I've seen i1s measure PTFE a fractional DE above 100 in the past, too, and never thought about it. A subsequent measurement has been a similar fraction below 100. It was pretty obviously within the margin of error. Indeed, I'd expect surface irregularities to change the angle between instrument and sample that would be sufficient for that sort of variation.
Graphic arts really don't need that sort of precision, anyway. Even in the best viewing environments, moving your head can cause a more substantial difference in perception than what you're measuring here. There are situations for which the i1 family of instruments is woefully inadequate...but, for anything that's going to get printed and viewed by the general public, they're serious overkill (in a very good way).
Of course, the multiple-DE inter-measurement variations Graeme is describing from W deposition...that's a problem, no question. Having your samples go from Zone VIII to Zone IX in a span of a few minutes...not good. But that's also a malfunction of the instrument and one that seems to be both rare and easily enough fixed.

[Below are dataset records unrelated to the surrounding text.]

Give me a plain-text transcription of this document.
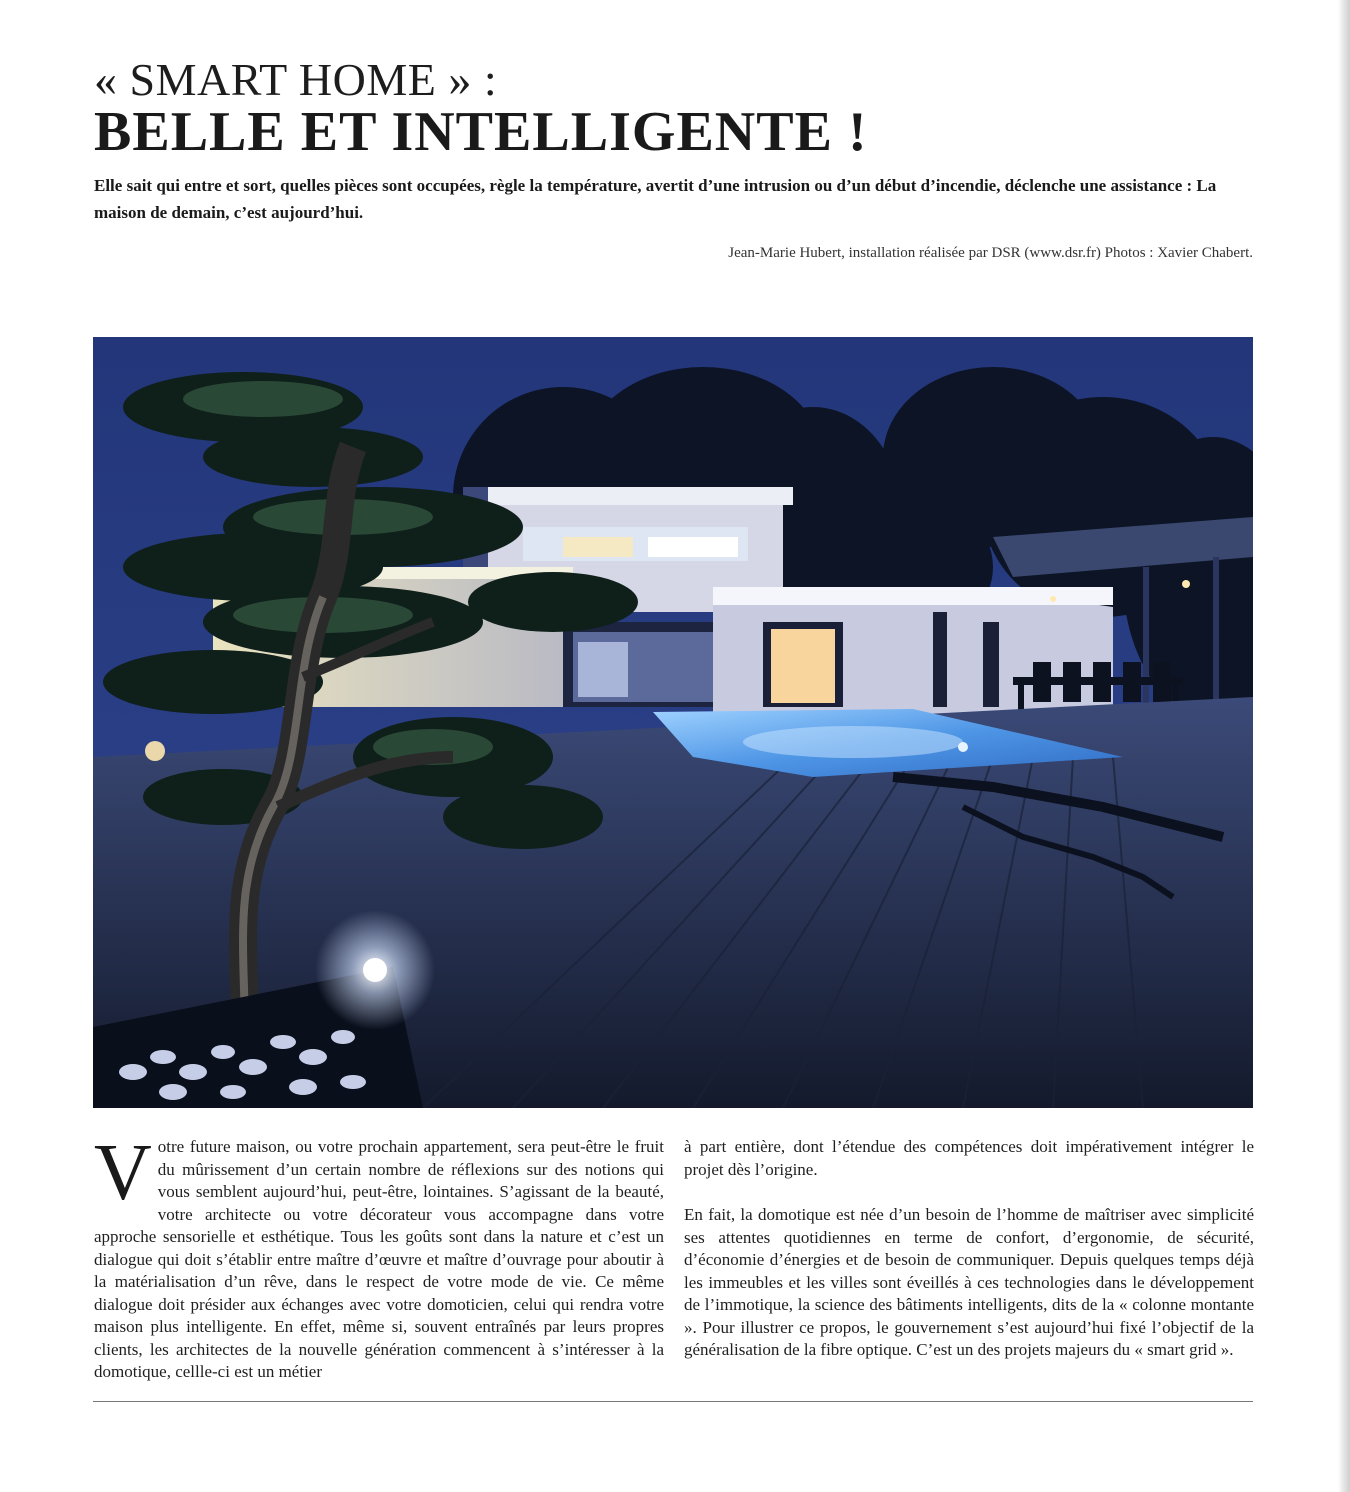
« SMART HOME » :
BELLE ET INTELLIGENTE !
Elle sait qui entre et sort, quelles pièces sont occupées, règle la température, avertit d’une intrusion ou d’un début d’incendie, déclenche une assistance : La maison de demain, c’est aujourd’hui.
Jean-Marie Hubert, installation réalisée par DSR (www.dsr.fr) Photos : Xavier Chabert.

Votre future maison, ou votre prochain appartement, sera peut-être le fruit du mûrissement d’un certain nombre de réflexions sur des notions qui vous semblent aujourd’hui, peut-être, lointaines. S’agissant de la beauté, votre architecte ou votre décorateur vous accompagne dans votre approche sensorielle et esthétique. Tous les goûts sont dans la nature et c’est un dialogue qui doit s’établir entre maître d’œuvre et maître d’ouvrage pour aboutir à la matérialisation d’un rêve, dans le respect de votre mode de vie. Ce même dialogue doit présider aux échanges avec votre domoticien, celui qui rendra votre maison plus intelligente. En effet, même si, souvent entraînés par leurs propres clients, les architectes de la nouvelle génération commencent à s’intéresser à la domotique, cellle-ci est un métier

à part entière, dont l’étendue des compétences doit impérativement intégrer le projet dès l’origine.

En fait, la domotique est née d’un besoin de l’homme de maîtriser avec simplicité ses attentes quotidiennes en terme de confort, d’ergonomie, de sécurité, d’économie d’énergies et de besoin de communiquer. Depuis quelques temps déjà les immeubles et les villes sont éveillés à ces technologies dans le développement de l’immotique, la science des bâtiments intelligents, dits de la « colonne montante ». Pour illustrer ce propos, le gouvernement s’est aujourd’hui fixé l’objectif de la généralisation de la fibre optique. C’est un des projets majeurs du « smart grid ».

I'd worry much more about how well linearized the printer is. A well-linearized printer can be superbly profiled, at which point you get as-good-as-human-vision reproduction across the printer's gamut. And with a color management engine as good as Argyll, for out-of-gamut colors, the results are still shockingly good. As in, print the same thing on top-quality fine art media and uncoated typewriter bond, look at the two side by side, and even novices intuitively see and understand that the difference is the paper -- there aren't any hue shifts, there's no significant loss of detail, and so on; the paper's just a different color and the darkest areas aren't as dark and the saturation might be toned down, and that's it.